About 56 years ago, in 1965, an 18 year-old son and his dad built a 1963 Corvette into a racing machine. After work, late into the night their two heads would be bent over the engine compartment, tools in hand, coming up with ways to increase the horsepower to beat the competition. “Orange Peel” was named after its custom paint job. The photo above is Terry on race day.
Dad stands on the bleachers at Lyon’s quarter mile drag strip looking at the starting line. His body is tense thinking about the dangers of racing down that thin black strip of asphalt at speeds in excess of 130 MPH. His ears are filled with the rumble and deafening roar of the engines. The son, oblivious to any danger, is behind the wheel on the starting line. His body, filled with adrenaline, anxiety and excitement, vibrates in unison to the powerful shaking of the engine. He is next on the line and is holding his breath waiting for the green light. He watches the lights turn from red, to yellow and finally to green. His hand grips the gearshift; he pushes it forward and stomps his foot on the pedal. He becomes an orange blur going down the track.

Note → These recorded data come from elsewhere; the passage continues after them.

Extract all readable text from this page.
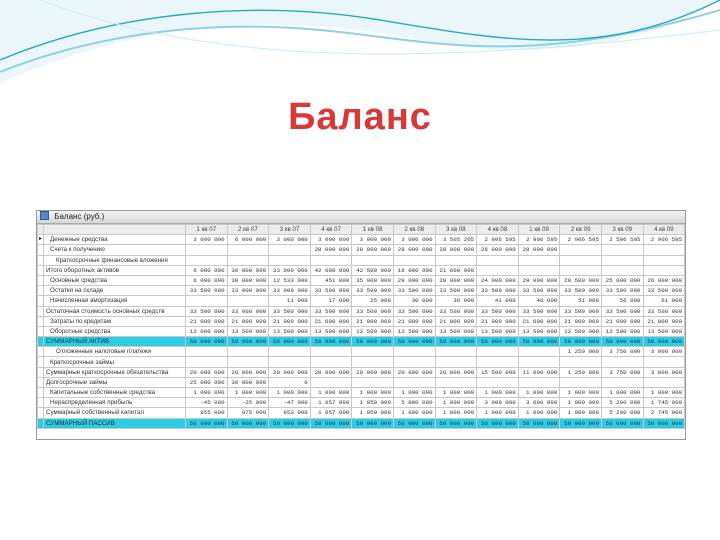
Баланс
Баланс (руб.)
		1 кв 07	2 кв 07	3 кв 07	4 кв 07	1 кв 08	2 кв 08	3 кв 08	4 кв 08	1 кв 09	2 кв 09	3 кв 09	4 кв 09
▸	Денежные средства	3 000 000	6 000 000	3 000 000	3 000 000	3 000 000	3 000 000	3 505 205	2 906 595	2 906 595	2 906 595	2 506 595	2 906 595
	Счета к получению				28 000 000	28 000 000	28 000 000	28 008 000	28 000 000	28 000 000			
	Краткосрочные финансовые вложения												
	Итого оборотных активов	6 000 000	30 000 000	33 000 000	42 000 000	42 500 000	18 000 000	21 600 000					
	Основные средства	6 000 000	30 000 000	12 533 000	451 000	35 000 000	29 000 000	28 000 000	24 000 000	29 000 000	29 500 000	25 000 000	26 000 000
	Остатки на складе	33 500 000	33 000 000	33 000 000	33 500 000	33 500 000	33 500 000	33 500 000	33 500 000	33 500 000	33 500 000	33 500 000	33 500 000
	Начисленная амортизация			11 000	17 000	25 000	30 000	36 000	41 000	46 000	51 000	56 000	61 000
	Остаточная стоимость основных средств	33 500 000	33 000 000	33 500 000	33 500 000	33 500 000	33 500 000	33 500 000	33 500 000	33 500 000	33 500 000	33 500 000	33 500 000
	Затраты по кредитам	21 000 000	21 000 000	21 000 000	21 000 000	21 000 000	21 000 000	21 000 000	21 000 000	21 000 000	21 000 000	21 000 000	21 000 000
	Оборотные средства	13 000 000	13 500 000	13 500 000	13 500 000	13 500 000	13 500 000	13 500 000	13 500 000	13 500 000	13 500 000	13 500 000	13 500 000
	СУММАРНЫЙ АКТИВ	50 000 000	50 000 000	50 000 000	50 000 000	50 000 000	50 000 000	50 000 000	50 000 000	50 000 000	50 000 000	50 000 000	50 000 000
	Отложенные налоговые платежи										1 250 000	3 750 000	3 000 000
	Краткосрочные займы												
	Суммарные краткосрочные обязательства	20 000 000	20 000 000	20 000 000	20 000 000	20 000 000	20 000 000	20 000 000	15 500 000	11 000 000	1 250 000	3 750 000	3 000 000
	Долгосрочные займы	25 000 000	30 000 000	0									
	Капитальные собственные средства	1 000 000	1 000 000	1 000 000	1 000 000	1 000 000	1 000 000	1 000 000	1 000 000	1 000 000	1 000 000	1 000 000	1 000 000
	Нераспределенная прибыль	-45 000	-25 000	-47 000	1 057 000	1 050 000	5 000 000	1 000 000	3 000 000	3 000 000	1 000 000	5 200 000	1 745 000
	Суммарный собственный капитал	955 000	975 000	953 000	1 057 000	1 050 000	1 000 000	1 000 000	1 000 000	1 000 000	1 000 000	5 200 000	2 745 000
	СУММАРНЫЙ ПАССИВ	50 000 000	50 000 000	50 000 000	50 000 000	50 000 000	50 000 000	50 000 000	50 000 000	50 000 000	50 000 000	50 000 000	50 000 000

Those long hot days of that summer at local tracks; the rumble of engines and the smell of gasoline brought them close together. The twin ear to ear grins as the son raised his trophy overhead to the cheers of the crowd would not be forgotten “Orange Peel” raced and won its class turning its best time of 10.32 or 132 miles per hour. Both dad and son sacrificed to keep the car running and if asked would say it was absolutely worth it.
Two things happened in late 1966. Orange Peel’s engine blew and a draft notice was served on the son. The car was pushed into the workshop and the son reported to the Army at Fort Hood, Texas.
The dad put his mind and skills to rebuilding the silent engine. Night after night he returned to the workshop. Rebuilding the engine gave him something to do and something else to think about while the son was away. Local tracks like Lyons, Irwindale and San Fernando Valley Raceway began closing during the time the son was away. When the son returned and the local tracks had been closed, the car was sold and the son and dad were on to other interests.
Terry, the son in this story, received a telephone call eight years ago from a gentleman named Ed Beaumont. He was asked if he had owned a racing Corvette named “Orange Peel”. Why yes I did…why do you ask? Well, my son and I found the car in a barn in Texas. We bought it and while restoring it found your name faintly written on the driver door. We are racing again and wondered if you had any of your memorabilia from the car’s racing days. Since then the two have exchanged telephone calls and emails. Terry sent Ed all the racing memorabilia and trophies that marked the time the car was his to race. Gasser Magazine ran a feature story on “Orange Peel”, her glory days of old and current winning streak.
This summer an invitation was given to Terry to attend the NHRA Hot Rod Reunion Drag Races at Bowling Green, Kentucky over Father’s Day weekend. We left Arizona in early June and have made our way to Kentucky to meet Ed, listen to the rumble of engines and see Orange Peel race again.
I would have wanted to tell you a storybook ending, but that was not to be…the morning of the big race, Ed was told he could not run because his fire suit did not meet the technical requirements of the Beach Bend Raceway and the NHRA. A new fire suit was to be delivered for the next day racing schedule, however, we won’t be there when Orange Peel’s tires hit the track. We will be miles away down the road anticipating our visit with the Warren family in London, Kentucky. We do look forward to the promised video and photos of the race.